# dak bread maker manual



## iamasimpleman (Jan 8, 2009)

We found one of these bread makers for 6? but it did not come with instructions. Does anyone have a source for an online manual? Id hate to pay 5 bucks for one off eBay if i could get one for free.

Thanks in advance
David


----------



## katydidagain (Jun 11, 2004)

Do you have a model number? I find Dak in conjunction with Welbilt. I gave my R2D2 to DS but can find the instructions.

ETA: Is this it? http://users.ameritech.net/sharpening/DAK.htm


----------



## iamasimpleman (Jan 8, 2009)

Its a fab-100-2 That one you posted is as close to the one ive got that I have been able to find. Thanks the quest continues. :hobbyhors


----------



## katydidagain (Jun 11, 2004)

Oggie is the one to ask about obscure manuals or do a search in Countryside Families; he (and others) have posted links I bookmarked and lost.
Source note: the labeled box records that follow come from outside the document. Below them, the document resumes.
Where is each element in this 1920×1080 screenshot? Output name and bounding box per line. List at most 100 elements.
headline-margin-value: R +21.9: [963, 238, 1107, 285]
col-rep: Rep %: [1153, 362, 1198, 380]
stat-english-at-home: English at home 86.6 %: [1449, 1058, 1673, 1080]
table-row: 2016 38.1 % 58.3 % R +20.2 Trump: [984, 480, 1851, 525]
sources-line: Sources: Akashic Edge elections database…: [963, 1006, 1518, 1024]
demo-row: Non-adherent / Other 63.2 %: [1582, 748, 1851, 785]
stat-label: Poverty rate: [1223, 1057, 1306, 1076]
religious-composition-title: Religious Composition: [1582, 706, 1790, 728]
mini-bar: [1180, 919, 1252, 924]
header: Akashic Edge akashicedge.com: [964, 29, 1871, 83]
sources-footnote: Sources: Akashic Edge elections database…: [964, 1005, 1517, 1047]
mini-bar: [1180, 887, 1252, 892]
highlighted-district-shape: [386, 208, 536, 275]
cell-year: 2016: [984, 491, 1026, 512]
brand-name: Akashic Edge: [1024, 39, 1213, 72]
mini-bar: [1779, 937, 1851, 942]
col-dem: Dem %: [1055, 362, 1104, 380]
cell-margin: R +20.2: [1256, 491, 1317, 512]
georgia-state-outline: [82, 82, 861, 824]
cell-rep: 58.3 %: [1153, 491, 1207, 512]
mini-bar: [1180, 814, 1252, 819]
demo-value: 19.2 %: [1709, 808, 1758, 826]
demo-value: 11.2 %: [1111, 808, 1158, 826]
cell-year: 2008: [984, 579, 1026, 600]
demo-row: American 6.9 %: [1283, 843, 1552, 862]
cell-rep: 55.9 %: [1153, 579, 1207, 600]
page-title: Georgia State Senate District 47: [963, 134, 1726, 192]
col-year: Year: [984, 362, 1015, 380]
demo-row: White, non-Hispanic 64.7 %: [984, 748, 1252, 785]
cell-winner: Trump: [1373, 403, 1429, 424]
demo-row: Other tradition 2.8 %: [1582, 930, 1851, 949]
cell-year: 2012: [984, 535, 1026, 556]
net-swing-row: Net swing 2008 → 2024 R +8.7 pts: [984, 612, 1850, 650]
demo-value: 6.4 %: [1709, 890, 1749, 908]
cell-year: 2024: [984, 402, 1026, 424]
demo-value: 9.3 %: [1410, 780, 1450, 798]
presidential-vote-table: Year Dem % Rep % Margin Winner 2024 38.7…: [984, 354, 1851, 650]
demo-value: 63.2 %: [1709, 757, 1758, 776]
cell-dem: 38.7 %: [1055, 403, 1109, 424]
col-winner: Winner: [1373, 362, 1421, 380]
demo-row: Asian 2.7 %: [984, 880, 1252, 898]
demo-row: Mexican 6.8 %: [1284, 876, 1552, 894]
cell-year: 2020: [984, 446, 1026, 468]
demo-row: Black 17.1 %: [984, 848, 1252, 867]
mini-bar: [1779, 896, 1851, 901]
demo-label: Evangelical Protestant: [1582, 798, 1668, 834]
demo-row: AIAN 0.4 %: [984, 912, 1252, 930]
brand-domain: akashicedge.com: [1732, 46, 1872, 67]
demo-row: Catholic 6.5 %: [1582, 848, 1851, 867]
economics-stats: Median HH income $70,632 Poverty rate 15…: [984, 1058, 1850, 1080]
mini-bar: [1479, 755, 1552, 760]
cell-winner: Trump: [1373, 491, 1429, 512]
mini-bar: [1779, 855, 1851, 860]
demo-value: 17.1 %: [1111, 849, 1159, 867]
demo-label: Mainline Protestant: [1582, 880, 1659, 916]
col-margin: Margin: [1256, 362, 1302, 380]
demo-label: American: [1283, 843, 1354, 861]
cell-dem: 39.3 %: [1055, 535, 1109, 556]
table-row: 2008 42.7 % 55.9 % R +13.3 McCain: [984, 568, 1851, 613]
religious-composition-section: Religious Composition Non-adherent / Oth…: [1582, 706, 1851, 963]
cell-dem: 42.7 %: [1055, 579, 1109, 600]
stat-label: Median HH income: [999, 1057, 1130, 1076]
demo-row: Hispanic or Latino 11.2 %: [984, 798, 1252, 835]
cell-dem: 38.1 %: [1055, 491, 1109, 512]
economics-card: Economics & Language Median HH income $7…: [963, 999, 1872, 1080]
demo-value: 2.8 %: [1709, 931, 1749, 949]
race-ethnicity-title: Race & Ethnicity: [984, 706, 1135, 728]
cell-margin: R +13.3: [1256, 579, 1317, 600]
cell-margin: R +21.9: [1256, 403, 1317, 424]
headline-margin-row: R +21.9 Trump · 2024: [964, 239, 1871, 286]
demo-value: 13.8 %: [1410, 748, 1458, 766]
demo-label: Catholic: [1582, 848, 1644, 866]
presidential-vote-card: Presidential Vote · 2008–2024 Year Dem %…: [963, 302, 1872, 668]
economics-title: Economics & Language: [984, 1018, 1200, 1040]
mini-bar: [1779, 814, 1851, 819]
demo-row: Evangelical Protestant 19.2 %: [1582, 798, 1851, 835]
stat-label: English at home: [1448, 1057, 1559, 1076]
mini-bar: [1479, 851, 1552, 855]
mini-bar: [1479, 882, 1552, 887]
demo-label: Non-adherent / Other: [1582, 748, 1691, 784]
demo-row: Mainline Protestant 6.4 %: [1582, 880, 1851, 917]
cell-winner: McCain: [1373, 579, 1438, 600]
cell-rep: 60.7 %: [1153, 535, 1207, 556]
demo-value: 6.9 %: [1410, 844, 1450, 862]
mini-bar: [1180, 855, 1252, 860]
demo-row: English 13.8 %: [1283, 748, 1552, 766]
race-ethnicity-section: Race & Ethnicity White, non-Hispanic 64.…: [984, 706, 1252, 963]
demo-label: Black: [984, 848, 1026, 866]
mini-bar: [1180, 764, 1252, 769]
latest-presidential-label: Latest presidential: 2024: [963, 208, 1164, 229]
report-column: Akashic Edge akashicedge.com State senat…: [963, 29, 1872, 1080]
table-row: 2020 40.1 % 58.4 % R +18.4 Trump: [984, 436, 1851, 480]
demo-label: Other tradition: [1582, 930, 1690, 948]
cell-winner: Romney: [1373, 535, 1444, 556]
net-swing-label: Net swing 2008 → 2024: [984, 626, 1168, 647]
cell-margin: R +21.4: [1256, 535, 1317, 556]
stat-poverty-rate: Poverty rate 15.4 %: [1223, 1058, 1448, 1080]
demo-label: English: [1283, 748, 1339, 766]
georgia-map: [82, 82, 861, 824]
However, I just checked parts for your model and came across this: http://cgi.ebay.com/welbilt-bread-m...temQQimsxZ20081219?IMSfp=TL081219111010r27127

I owned one of those! I know you, like me, want the "actual" manual for your machine but instructions for a similar model would probably get you going until you find the "real" thing. (I'm a breadmachine junkie! Somehow I now have 3 Osters--2 smaller but all basically the same. 1 is now for "parts" but I use one here in MD and 1 in Ohio--beats packing it up when I travel!)


----------